En 1991, Ana María volvió a la Vicaría Central para hacerse cargo del Comando Nacional de Ollas Comunes, que se había formado por una condición impuesta por la Organización Holandesa para Cooperación Internacional al Desarrollo (NOVIB) para continuar con el financiamiento de las ollas comunes.

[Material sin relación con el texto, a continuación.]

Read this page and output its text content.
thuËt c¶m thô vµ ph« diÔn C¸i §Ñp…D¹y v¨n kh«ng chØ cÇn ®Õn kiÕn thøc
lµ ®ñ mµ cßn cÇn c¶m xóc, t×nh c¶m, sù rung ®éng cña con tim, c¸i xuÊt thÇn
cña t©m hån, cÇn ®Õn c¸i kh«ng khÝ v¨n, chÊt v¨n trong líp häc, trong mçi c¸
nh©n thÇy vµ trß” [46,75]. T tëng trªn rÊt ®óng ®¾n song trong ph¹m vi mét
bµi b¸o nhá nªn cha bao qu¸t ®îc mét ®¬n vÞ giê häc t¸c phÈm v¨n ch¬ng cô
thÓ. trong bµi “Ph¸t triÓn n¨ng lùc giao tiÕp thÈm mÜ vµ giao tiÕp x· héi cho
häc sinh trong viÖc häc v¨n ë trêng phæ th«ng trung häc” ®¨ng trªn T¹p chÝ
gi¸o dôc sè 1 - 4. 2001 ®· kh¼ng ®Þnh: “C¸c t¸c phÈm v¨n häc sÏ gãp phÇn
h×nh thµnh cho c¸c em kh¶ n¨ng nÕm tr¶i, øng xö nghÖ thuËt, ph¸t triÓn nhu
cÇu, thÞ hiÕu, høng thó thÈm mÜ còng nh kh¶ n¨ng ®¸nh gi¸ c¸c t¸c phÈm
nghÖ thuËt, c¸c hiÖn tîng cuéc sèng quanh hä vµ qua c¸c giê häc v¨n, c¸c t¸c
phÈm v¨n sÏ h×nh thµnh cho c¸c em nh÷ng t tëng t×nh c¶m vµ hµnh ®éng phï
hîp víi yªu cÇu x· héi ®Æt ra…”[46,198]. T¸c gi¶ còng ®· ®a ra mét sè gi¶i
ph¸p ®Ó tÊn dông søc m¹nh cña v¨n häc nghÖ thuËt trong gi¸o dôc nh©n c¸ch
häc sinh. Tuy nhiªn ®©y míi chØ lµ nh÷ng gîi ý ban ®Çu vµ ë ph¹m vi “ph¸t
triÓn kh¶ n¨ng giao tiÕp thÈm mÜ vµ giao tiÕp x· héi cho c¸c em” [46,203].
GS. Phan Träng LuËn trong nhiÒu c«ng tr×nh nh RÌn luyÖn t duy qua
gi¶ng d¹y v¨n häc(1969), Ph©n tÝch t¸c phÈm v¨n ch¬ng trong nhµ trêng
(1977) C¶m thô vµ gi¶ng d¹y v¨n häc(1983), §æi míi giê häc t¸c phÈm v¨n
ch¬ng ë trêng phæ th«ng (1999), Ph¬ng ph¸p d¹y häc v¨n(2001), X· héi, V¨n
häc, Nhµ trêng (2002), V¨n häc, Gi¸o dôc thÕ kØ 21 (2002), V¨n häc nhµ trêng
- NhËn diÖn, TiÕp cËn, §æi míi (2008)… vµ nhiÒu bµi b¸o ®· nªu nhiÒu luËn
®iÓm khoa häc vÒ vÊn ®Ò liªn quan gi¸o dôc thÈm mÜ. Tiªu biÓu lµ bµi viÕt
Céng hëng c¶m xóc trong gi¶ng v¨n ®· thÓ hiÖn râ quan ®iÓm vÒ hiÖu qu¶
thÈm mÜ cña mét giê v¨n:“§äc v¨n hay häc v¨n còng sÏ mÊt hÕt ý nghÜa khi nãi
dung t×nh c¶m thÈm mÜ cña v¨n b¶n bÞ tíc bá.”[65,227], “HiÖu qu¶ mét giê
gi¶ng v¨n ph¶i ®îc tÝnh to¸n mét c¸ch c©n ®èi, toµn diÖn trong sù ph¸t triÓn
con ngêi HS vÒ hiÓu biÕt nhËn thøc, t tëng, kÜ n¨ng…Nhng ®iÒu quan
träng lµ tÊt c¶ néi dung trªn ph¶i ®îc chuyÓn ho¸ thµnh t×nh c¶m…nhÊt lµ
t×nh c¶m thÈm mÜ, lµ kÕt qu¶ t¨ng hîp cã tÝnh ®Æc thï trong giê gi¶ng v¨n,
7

Poco tiempo después, dejó la Vicaría y creó –junto a Mirtha Ossandón– la ONG Programa Acción con Mujeres, Prosam. Esta ONG siguió trabajando con las mujeres de las ollas comunes, que ya estaban organizadas, y con algunas dirigentas sociales de comunas más vulnerables. El objetivo era formarlas como microempresarias y gestoras de sus propios proyectos.
Ana María y Mirtha querían que las mujeres pudieran formar empresas de alimentación y ser proveedoras de la Junaeb. Lo lograron. Llegaron a existir ocho empresas en distintas comunas de Santiago e, incluso, en más de una oportunidad fueron evaluadas como las que daban la mejor alimentación.
Finalmente, las ollas comunes se convirtieron en una oportunidad para progresar de muchas pobladoras, más allá de ser la opción que tuvieron miles de familias para paliar el hambre en tiempos de dictadura.